L'ogrelet

LUNDI 23 JANVIER, 13H30 (option)
MARDI 24 JANVIER, 10H ET 13H30
JEUDI 26 JANVIER, 10H

Durée : 1h
P.A.F. : 5€
Espace Théâtre (180 places)
Dossier d’accompagnement

Rencontre avec l'équipe artistique à l'issue de la représentation

Animations gratuites autour des thèmes du spectacle proposées par les centres de planning familial. A la MCA, directement après le spectacle (sur réservation)

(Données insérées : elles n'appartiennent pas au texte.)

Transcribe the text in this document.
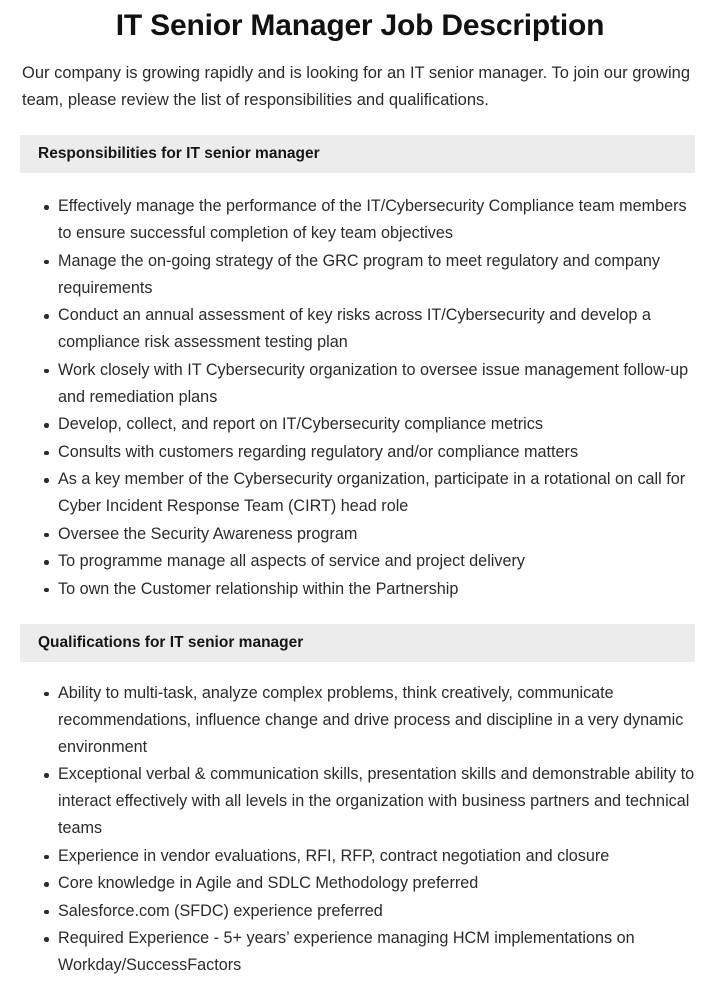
IT Senior Manager Job Description

Our company is growing rapidly and is looking for an IT senior manager. To join our growing team, please review the list of responsibilities and qualifications.

Responsibilities for IT senior manager
Effectively manage the performance of the IT/Cybersecurity Compliance team members to ensure successful completion of key team objectives
Manage the on-going strategy of the GRC program to meet regulatory and company requirements
Conduct an annual assessment of key risks across IT/Cybersecurity and develop a compliance risk assessment testing plan
Work closely with IT Cybersecurity organization to oversee issue management follow-up and remediation plans
Develop, collect, and report on IT/Cybersecurity compliance metrics
Consults with customers regarding regulatory and/or compliance matters
As a key member of the Cybersecurity organization, participate in a rotational on call for Cyber Incident Response Team (CIRT) head role
Oversee the Security Awareness program
To programme manage all aspects of service and project delivery
To own the Customer relationship within the Partnership
Qualifications for IT senior manager
Ability to multi-task, analyze complex problems, think creatively, communicate recommendations, influence change and drive process and discipline in a very dynamic environment
Exceptional verbal & communication skills, presentation skills and demonstrable ability to interact effectively with all levels in the organization with business partners and technical teams
Experience in vendor evaluations, RFI, RFP, contract negotiation and closure
Core knowledge in Agile and SDLC Methodology preferred
Salesforce.com (SFDC) experience preferred
Required Experience - 5+ years’ experience managing HCM implementations on Workday/SuccessFactors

Les Thèmes : Conte moderne, récit initiatique, différences, transmission, relation parent/enfant, liberté, prise d’autonom

Priorité aux 1e et 2e secondaire

de Suzanne Lebeau
par la Berlue
mise en scène : Paul Decleire
avec François Gillerot et Violette Léonard
scénographie et costumes : Thibault Vancraenenbroeck
accessoires, marionnette et masque : Charlotte Marembert
création éclairage et régie : Benoît Lavalard
musiques originales: David Callas
environnement sonore : Quentin Jacques

construction : Guy Carbonnelle et Thibault Vancraenenbroeck
assistanat et voix de la maîtresse : Lara Hubinont

effets spéciaux : Fred Postiau

L’histoire

L’Ogrelet vit seul avec sa maman au fond des bois, isolé du monde. Il a six ans. Cet enfant est grand, vraiment très grand pour son âge. C’est le jour de la rentrée scolaire et l’enfant est impatient de découvrir le monde.

À l’école, il prend rapidement conscience qu’il est différent des autres enfants. Il porte en lui un lourd héritage que sa mère lui apprend enfin. Il est fils d’ogre.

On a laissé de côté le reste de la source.